Four U.S.-based companies Guidant, Medtronic, W. L. Gore (Flagstaff, Arizona) and Cook (Bloomington, Indiana) have now received final FDA approval. The first two companies received their approvals in September 1999. As was widely reported, Guidant exited the AAA market earlier this year. The W. L. Gore device, the Excluder, received FDA approval for its modular bifurcated system in November 2002, while Cook received premarket approval for its Zenith graft in May.
Increased competition is looming in the AAA market. It was anticipated that the next market entrant would be Medtronic's Talent device, which has been hugely successful outside the U.S., with FDA approval foreseen in the latter half of 2004. However, the company recently told the financial community that its launch would be delayed. Through industry sources, CDU has learned that the FDA has some reservations about the quality of the clinical data.

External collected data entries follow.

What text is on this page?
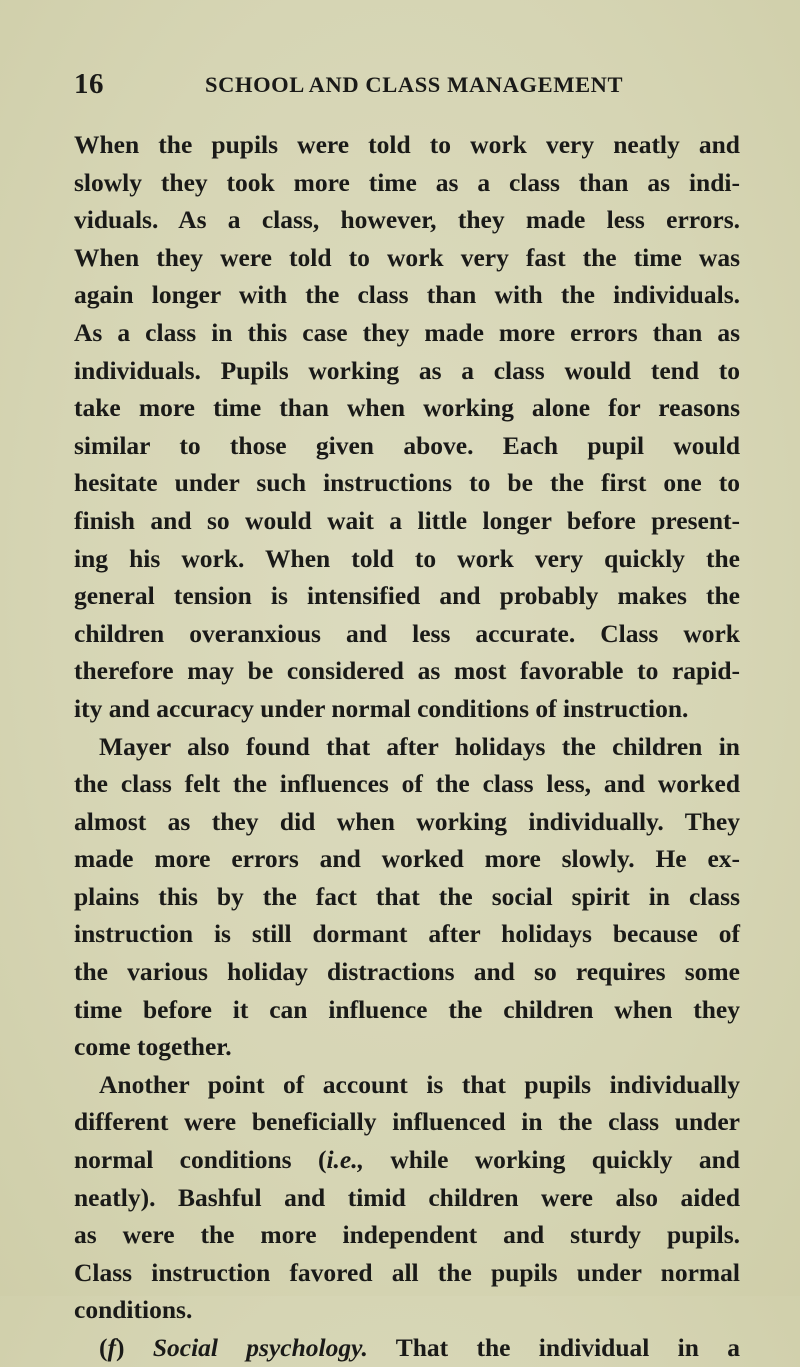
16	SCHOOL AND CLASS MANAGEMENT
When the pupils were told to work very neatly and
slowly they took more time as a class than as indi-
viduals. As a class, however, they made less errors.
When they were told to work very fast the time was
again longer with the class than with the individuals.
As a class in this case they made more errors than as
individuals. Pupils working as a class would tend to
take more time than when working alone for reasons
similar to those given above. Each pupil would
hesitate under such instructions to be the first one to
finish and so would wait a little longer before present-
ing his work. When told to work very quickly the
general tension is intensified and probably makes the
children overanxious and less accurate. Class work
therefore may be considered as most favorable to rapid-
ity and accuracy under normal conditions of instruction.
Mayer also found that after holidays the children in
the class felt the influences of the class less, and worked
almost as they did when working individually. They
made more errors and worked more slowly. He ex-
plains this by the fact that the social spirit in class
instruction is still dormant after holidays because of
the various holiday distractions and so requires some
time before it can influence the children when they
come together.
Another point of account is that pupils individually
different were beneficially influenced in the class under
normal conditions (i.e., while working quickly and
neatly). Bashful and timid children were also aided
as were the more independent and sturdy pupils.
Class instruction favored all the pupils under normal
conditions.
(f) Social psychology. That the individual in a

Thus, the next likely entrant may be Endologix (Irvine, California), which has completed its pivotal clinical trial and expects to submit its premarket approval application (PMA) before the end of 2003. Following Endologix, CDU expects that Edwards Lifesciences (also Irvine) will be the next competitor. It has completed enrollment of its patient cohort for its Lifepath device and is now in its one-year follow-up phase. A PMA will likely be filed around mid-2004.